The discrepancy between mRNA and protein abundance has been frequently reported and even more discordant in the heterogenous tissue of a tumor. Although proteomic studies provide accurate information on the final layer of intratumoral heterogeneity, single-cell proteomics has proven to be more challenging than other single-cell genomic sequencing methods since there is currently no approach to amplify the initial amount of protein. Instead, efforts have been focused on developing methods to more sensitively detect small amounts of protein.

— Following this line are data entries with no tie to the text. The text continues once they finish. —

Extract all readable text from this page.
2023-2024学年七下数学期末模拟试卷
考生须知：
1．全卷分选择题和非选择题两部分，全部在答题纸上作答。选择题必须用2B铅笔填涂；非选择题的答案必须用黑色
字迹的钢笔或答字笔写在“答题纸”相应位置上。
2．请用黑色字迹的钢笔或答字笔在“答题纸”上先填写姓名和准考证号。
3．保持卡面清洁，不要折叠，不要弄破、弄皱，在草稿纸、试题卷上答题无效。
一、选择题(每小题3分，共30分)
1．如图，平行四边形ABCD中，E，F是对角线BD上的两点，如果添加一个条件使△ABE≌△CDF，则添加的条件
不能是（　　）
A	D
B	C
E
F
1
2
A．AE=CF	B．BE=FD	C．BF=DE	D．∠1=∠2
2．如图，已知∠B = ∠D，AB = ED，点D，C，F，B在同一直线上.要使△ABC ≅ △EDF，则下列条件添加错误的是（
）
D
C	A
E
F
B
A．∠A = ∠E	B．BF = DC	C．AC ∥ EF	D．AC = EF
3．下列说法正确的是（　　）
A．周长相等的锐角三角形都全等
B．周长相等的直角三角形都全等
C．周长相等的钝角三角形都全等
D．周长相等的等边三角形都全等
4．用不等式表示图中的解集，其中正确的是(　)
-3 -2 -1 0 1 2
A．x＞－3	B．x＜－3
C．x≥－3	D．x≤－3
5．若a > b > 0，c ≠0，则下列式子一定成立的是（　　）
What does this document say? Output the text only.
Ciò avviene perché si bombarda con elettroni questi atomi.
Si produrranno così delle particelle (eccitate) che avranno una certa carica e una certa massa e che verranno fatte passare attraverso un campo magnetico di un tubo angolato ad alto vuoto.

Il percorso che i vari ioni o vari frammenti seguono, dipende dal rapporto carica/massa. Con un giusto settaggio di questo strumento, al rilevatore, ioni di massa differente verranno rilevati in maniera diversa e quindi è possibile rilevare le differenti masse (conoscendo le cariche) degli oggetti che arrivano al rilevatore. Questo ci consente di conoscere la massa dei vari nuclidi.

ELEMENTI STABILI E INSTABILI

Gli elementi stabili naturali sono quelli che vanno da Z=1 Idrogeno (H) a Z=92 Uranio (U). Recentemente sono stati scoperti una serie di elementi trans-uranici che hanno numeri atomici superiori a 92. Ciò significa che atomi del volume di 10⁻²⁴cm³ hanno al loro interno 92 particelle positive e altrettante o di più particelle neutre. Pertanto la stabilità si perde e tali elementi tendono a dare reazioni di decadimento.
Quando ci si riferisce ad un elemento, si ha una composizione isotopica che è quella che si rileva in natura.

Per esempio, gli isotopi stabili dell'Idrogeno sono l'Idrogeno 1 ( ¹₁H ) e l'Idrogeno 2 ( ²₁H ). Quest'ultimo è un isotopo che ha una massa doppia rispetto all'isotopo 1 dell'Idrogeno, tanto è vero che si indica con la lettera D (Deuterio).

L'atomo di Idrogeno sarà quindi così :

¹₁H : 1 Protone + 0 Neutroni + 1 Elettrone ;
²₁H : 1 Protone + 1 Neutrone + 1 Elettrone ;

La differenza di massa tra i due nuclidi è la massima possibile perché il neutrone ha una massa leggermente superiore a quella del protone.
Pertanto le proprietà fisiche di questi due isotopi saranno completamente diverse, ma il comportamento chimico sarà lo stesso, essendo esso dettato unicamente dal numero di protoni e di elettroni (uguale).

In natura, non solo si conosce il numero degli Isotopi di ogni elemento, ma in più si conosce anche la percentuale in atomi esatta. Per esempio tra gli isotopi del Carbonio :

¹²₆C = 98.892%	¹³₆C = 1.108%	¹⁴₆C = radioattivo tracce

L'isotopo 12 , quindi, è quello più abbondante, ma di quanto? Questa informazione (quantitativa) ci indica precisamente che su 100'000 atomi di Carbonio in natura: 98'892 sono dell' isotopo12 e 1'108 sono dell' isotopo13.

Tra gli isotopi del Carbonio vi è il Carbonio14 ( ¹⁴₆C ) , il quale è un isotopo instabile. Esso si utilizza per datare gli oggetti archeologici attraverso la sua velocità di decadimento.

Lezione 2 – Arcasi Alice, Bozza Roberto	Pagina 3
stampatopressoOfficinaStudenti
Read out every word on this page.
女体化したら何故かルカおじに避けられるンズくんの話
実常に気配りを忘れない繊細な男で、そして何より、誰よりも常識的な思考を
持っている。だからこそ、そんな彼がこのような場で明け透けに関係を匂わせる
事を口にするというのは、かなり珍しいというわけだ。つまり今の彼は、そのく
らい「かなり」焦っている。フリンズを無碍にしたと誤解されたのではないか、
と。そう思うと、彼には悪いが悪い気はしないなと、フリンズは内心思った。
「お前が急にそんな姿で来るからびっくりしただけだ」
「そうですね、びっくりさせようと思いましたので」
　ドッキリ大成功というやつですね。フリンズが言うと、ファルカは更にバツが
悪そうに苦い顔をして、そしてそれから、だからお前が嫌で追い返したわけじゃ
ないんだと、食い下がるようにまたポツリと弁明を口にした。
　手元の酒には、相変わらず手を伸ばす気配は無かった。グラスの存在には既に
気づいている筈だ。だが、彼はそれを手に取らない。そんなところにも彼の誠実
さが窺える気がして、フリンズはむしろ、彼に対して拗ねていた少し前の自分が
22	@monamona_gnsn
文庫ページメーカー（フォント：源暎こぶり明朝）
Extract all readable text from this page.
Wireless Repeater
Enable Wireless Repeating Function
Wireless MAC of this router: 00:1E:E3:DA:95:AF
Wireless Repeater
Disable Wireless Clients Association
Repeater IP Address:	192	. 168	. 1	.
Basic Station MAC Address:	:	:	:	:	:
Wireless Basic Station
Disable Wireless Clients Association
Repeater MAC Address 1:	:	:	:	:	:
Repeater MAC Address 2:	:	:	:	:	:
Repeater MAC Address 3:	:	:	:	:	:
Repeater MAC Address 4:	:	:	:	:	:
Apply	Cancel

Single-cell mass-cytometry (also known as CyTOF) was introduced to tackle this issue with the use of antibody conjugation in combination with MS in order to determine functional properties of cells. In a recent study, this single-cell proteomic method was applied to characterize the functional states of immune cells in melanoma patients before and after anti–PD-1 immunotherapy and found that the frequency of CD14+ CD16− HLA-DRhi monocytes in peripheral blood mononuclear cells could be used as a biomarker to discriminate responders from nonresponders [27].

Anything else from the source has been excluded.